The great painters of the Renaissance looked upon drawings with particular affection; they exchanged them with fellow artists as a mark of respect. Their students pored over them for clues to their secrets, for almost nothing else told so much about how they built up their compositions or what sort of scene or gesture would catch their eye and cry out for immediate recording. But they were not only blueprints; they were often masterpieces in themselves. Leonardo’s Leda (see opposite page) almost bursts out of her paper world; a landscape by Rembrandt sweeps up the eye, leads it to fill in details where the artist left only hints.
These drawings are two of more than 3,000 that make up the collection of the Dukes of Devonshire, one of the best in private hands. This week 114 choice samples from the collection will make their U.S. debut at the National Gallery of Art in Washington, D.C. The present Duke of Devonshire, No. 11 in the line, is expected to take time off from his duties as a Minister of State in his uncle-in-law’s government to attend the opening. But even without this Grace note the affair would be a major one, for such treasures, so vulnerable to exposure, can only rarely be seen. When the exhibition leaves Washington, it will tour six U.S. and Canadian cities before returning to Chatsworth in Derbyshire, stately home of the Dukes of Devonshire.

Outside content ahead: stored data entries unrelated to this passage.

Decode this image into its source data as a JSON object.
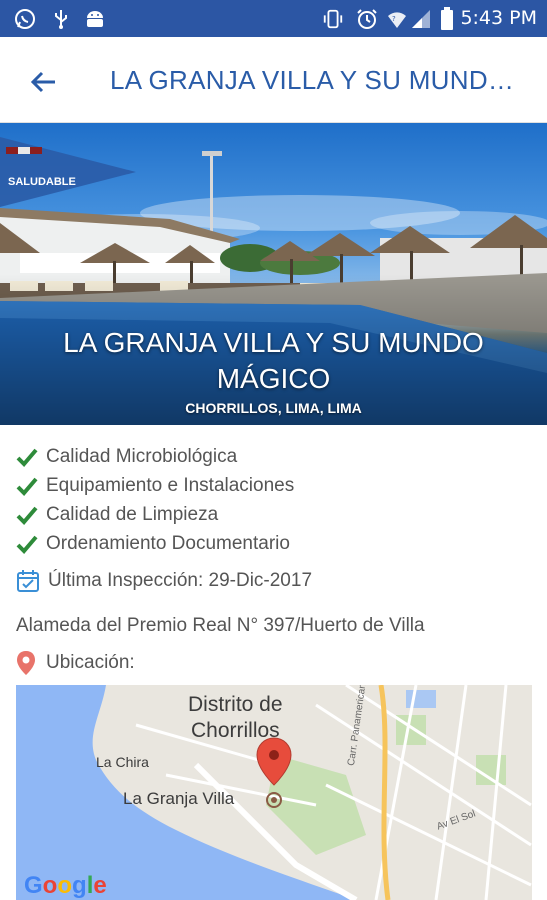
{
  "status_bar": {
    "time": "5:43 PM",
    "icons": [
      "whatsapp-icon",
      "usb-icon",
      "android-icon",
      "vibrate-icon",
      "alarm-icon",
      "wifi-icon",
      "signal-icon",
      "battery-icon"
    ]
  },
  "app_bar": {
    "title": "LA GRANJA VILLA Y SU MUNDO MÁGICO"
  },
  "hero": {
    "badge": "SALUDABLE",
    "title": "LA GRANJA VILLA Y SU MUNDO MÁGICO",
    "subtitle": "CHORRILLOS, LIMA, LIMA"
  },
  "checks": [
    {
      "label": "Calidad Microbiológica"
    },
    {
      "label": "Equipamiento e Instalaciones"
    },
    {
      "label": "Calidad de Limpieza"
    },
    {
      "label": "Ordenamiento Documentario"
    }
  ],
  "inspection": {
    "label": "Última Inspección: 29-Dic-2017"
  },
  "address": "Alameda del Premio Real N° 397/Huerto de Villa",
  "location_label": "Ubicación:",
  "map": {
    "district_line1": "Distrito de",
    "district_line2": "Chorrillos",
    "place_la_chira": "La Chira",
    "place_marker": "La Granja Villa",
    "road_panamericana": "Carr. Panamericana Sur",
    "road_av_el_sol": "Av El Sol",
    "google": "Google"
  },
  "colors": {
    "status_bar": "#2c56a4",
    "accent": "#2a5ca8",
    "check": "#2e8b3a",
    "pin": "#e2574c"
  }
}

Bold Buyer. The bulk of the collection was assembled by the second duke, who succeeded to the title in 1707 and was, according to one contemporary account, “a gentleman of very good sense, a bold orator, and zealous assertor of the liberty of the people.” An example of his very good sense was his purchase of Rembrandt drawings in a day when that titan was temporarily out of fashion.

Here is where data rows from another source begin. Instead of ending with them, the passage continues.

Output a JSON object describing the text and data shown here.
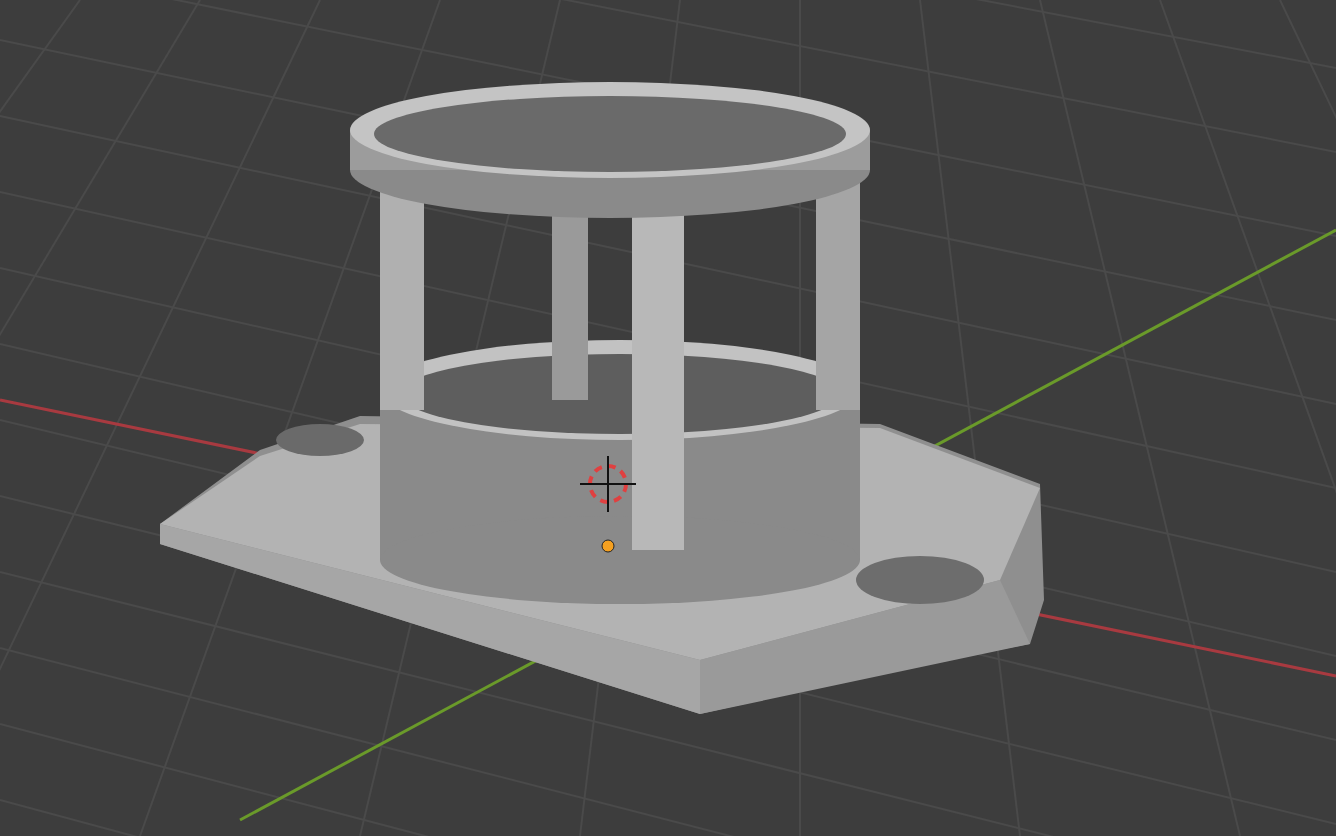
{
  "viewport": {
    "cursor_visible": true,
    "origin_visible": true
  }
}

In 1723, the duke scored a coup by buying more than 200 drawings from the collection of Nicolaes Flinck, the son of a Rembrandt pupil. He also beat out Louis XIV in purchasing a volume of drawings that the French Landscape Painter Claude Lorrain had done as a record of his own paintings.

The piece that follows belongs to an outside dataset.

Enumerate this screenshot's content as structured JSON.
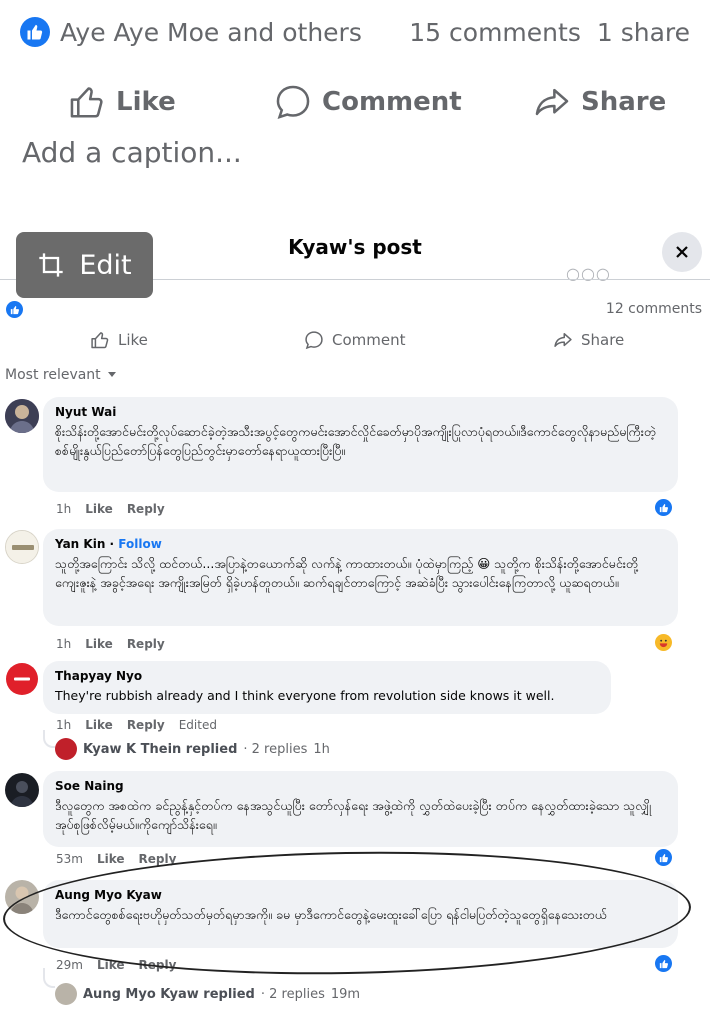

Historian’s Notes. The drawings tell interesting tales of art history. Correggio’s Two Putti and two companion studies furnish proof that he was responsible for conceiving the decoration in an arch in Parma’s church of St. John the Evangelist. Two Studies of a Man Suspended by his Leg was Andrea del Sarto’s preparation for an unappetizing commission: a painting for public display of some traitors who were to be shown, according to custom, hanging by one leg. One feature of the collection is a number of scenery designs done by Inigo Jones; some still have the daubs of paint dribbled by careless scenery painters nearly three centuries ago.
Whether done as studies or for their own sake, all the drawings are strangely affecting. Leonardo’s Leda—possibly a study for the painting that has been lost—has a sensual rhythm not often revealed by Leonardo. Rembrandt’s landscapes and village scenes are masterful mixtures of meticulousness and freedom. Holbein could almost carve with his crayon, and Rubens, with his delicate and flowing line, could transform an act of drudgery into an act of grace. Somehow, the workings of genius are never more clear than in drawings of the quality of the collection at Chatsworth.